If a benching concept requires an average of 1,000 sq./ft., the average coworking facility can accommodate nine separate benching areas, with space to spare. Likewise, if a four-desk cluster averages 500 sq./ft., the average coworking space can accommodate six clusters and six benching areas. It’s up to coworking managers to put together the right facilities within the parameters of total available square footage.
How do they decide between benches and clusters? Again, it pays to look at the averages. Are people tending to use the space in groups or alone? Do you need more single desks or spots that support connection and collaboration.
Average square foot by workspace type
To complete a coworking floor plan, it’s crucial to understand the different desking concepts and the average space they need to be effective. For example, the average coworking desk size will vary greatly from the dimensions of a collaborative workspace. Knowing the average size requirements for each space type makes it easier to allocate total available space.
Here are a few examples of average workspace type from The Balance Small Business:
- Private workspaces require an average of 150 sq./ft.
- Open workspaces demand an average of 125 sq./ft.
- Conference rooms need 50 sq./ft., plus an additional 25 sq./ft. per seat
Using this information, coworking operators can piece together a robust picture of space allocation. Twenty hot desks take up 2,500 sq./ft. A six-person conference room translates to 200 sq./ft. The individual cogs of a coworking space come together to shape the whole.
Average space size as part of a whole
The thing to remember about averages is that you might not have any single item in the group that matches the average perfectly. Just because the average height between three people is six feet doesn’t mean that any of the three is six feet.
So, while average workspace requirements are fixed, the actual space allocated to a type of desking concept is variable.
For example, a conference room may require 50 sq./ft. plus an additional 25 sq./ft. per person, but that doesn’t mean every conference room has the same space demands. A four-person room is much smaller than a 10-person room, which means it takes up less overall space.
It’s also important to consider the average workspace as a function of the spaces around it. A shared office layout with 10 seats may require 1,250 sq./ft. based on average seating, but it could easily be 1,500sq./ft. if the room already has these dimensions. Or it may be 1,250 sq./ft. that blends into a nearby zone of desk pods, where ~150 sq./ft. are shared between the two zones.

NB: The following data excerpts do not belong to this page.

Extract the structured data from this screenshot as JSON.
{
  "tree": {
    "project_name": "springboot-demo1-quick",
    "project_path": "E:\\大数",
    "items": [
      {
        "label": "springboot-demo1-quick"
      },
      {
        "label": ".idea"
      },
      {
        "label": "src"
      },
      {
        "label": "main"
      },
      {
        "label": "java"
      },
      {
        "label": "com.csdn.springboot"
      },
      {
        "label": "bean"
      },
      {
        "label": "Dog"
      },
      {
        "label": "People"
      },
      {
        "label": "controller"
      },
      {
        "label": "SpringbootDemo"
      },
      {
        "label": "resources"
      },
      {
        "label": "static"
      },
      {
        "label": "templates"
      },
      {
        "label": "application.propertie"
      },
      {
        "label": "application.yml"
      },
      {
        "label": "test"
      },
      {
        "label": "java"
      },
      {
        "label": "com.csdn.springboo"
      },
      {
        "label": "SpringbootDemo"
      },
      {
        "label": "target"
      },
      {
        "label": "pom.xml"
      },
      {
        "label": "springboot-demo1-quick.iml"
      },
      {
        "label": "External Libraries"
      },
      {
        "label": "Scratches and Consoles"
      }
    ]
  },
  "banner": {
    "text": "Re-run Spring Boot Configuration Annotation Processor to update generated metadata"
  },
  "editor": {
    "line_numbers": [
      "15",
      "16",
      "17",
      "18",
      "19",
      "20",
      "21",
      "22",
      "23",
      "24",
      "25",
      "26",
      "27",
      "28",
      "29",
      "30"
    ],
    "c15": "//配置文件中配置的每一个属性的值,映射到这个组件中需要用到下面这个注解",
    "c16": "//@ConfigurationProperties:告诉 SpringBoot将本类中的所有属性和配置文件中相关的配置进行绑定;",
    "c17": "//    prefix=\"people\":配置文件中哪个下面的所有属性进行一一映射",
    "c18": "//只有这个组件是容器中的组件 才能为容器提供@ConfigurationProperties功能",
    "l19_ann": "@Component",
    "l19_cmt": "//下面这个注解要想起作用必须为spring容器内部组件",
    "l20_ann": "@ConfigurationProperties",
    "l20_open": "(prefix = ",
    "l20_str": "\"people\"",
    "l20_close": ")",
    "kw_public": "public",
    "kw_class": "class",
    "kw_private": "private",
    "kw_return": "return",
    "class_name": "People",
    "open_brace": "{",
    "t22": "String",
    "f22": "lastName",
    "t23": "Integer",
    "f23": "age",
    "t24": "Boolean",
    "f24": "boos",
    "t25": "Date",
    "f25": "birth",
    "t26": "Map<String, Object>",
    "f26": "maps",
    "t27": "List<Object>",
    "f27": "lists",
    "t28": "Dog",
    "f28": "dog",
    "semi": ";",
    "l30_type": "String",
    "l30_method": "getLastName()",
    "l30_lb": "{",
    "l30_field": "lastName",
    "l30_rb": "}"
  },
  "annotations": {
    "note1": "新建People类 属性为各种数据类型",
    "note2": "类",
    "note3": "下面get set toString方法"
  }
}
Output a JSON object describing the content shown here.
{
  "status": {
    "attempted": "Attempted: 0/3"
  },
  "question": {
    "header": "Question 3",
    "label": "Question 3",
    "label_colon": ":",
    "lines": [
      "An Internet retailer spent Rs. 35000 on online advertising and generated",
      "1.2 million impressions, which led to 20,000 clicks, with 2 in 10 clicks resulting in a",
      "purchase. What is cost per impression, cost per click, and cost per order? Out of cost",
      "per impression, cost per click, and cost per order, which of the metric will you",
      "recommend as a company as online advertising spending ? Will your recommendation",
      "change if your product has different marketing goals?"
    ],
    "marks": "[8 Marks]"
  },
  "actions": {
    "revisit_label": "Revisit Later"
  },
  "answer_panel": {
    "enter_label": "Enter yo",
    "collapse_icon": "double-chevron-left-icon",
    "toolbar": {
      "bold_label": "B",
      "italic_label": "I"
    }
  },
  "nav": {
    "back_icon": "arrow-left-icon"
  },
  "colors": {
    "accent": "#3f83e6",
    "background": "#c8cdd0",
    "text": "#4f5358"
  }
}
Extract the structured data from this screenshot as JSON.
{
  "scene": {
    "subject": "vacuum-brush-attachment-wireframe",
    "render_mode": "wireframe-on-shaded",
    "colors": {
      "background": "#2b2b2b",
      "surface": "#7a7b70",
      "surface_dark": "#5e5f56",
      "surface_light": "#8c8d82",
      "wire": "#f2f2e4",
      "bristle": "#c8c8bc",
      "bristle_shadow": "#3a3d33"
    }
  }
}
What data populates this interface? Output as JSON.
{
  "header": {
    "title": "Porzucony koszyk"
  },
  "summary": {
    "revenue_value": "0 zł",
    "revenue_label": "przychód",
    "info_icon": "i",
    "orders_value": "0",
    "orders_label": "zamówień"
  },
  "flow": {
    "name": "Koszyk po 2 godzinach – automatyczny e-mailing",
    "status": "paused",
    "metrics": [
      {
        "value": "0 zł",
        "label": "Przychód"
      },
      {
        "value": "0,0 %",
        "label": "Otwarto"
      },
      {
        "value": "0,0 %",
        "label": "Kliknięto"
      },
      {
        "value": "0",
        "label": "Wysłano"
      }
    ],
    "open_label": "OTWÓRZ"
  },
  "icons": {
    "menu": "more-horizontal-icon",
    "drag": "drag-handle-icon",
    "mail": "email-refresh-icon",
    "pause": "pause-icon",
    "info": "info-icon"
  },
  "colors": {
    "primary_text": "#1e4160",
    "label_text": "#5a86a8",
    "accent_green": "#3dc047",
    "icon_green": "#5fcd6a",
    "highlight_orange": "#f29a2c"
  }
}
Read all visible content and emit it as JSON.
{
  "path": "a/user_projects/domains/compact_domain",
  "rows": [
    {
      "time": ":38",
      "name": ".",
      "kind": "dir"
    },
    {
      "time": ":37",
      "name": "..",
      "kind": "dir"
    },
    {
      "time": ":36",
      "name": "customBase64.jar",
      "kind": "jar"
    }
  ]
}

Considering average space as part of a whole reminds us that there’s wiggle room in how we use space. Think of the average as a best practices example, then understand that deviation above and below is okay — to a degree. Giving someone a private workstation that’s 125 sq./ft. instead of the recommended 150 sq./ft. likely won’t make a huge difference.
Allocation varies across coworking spaces
The average space required for people and different desking arrangements isn’t absolute. It’s meant as a guide to designing cohesive coworking spaces. Deviating above or below the average is okay, so long as it’s done to better accommodate people.
A small half-bath in a home is more valuable than a walk-in closet, even if both fit in the same space. The concept is the same for coworking. Turning a 200 sq./ft. workspace into two desks may fall short of the average, but it’s worth it to accommodate another person.
Understand your space. Know the averages. Play with allocation. Every coworking space will be different, which means fitting pieces of the puzzle together to make sure everything fits. And once you have a plan in place, make sure to double-check it often. As more people move from fully remote to hybrid or even full-time in the office, the number and types of workers in the space on any given day can change. Those individual desks, for example, might need to be benches. And the spaces you’ve set aside for hot desks might have to make way for permanent desks.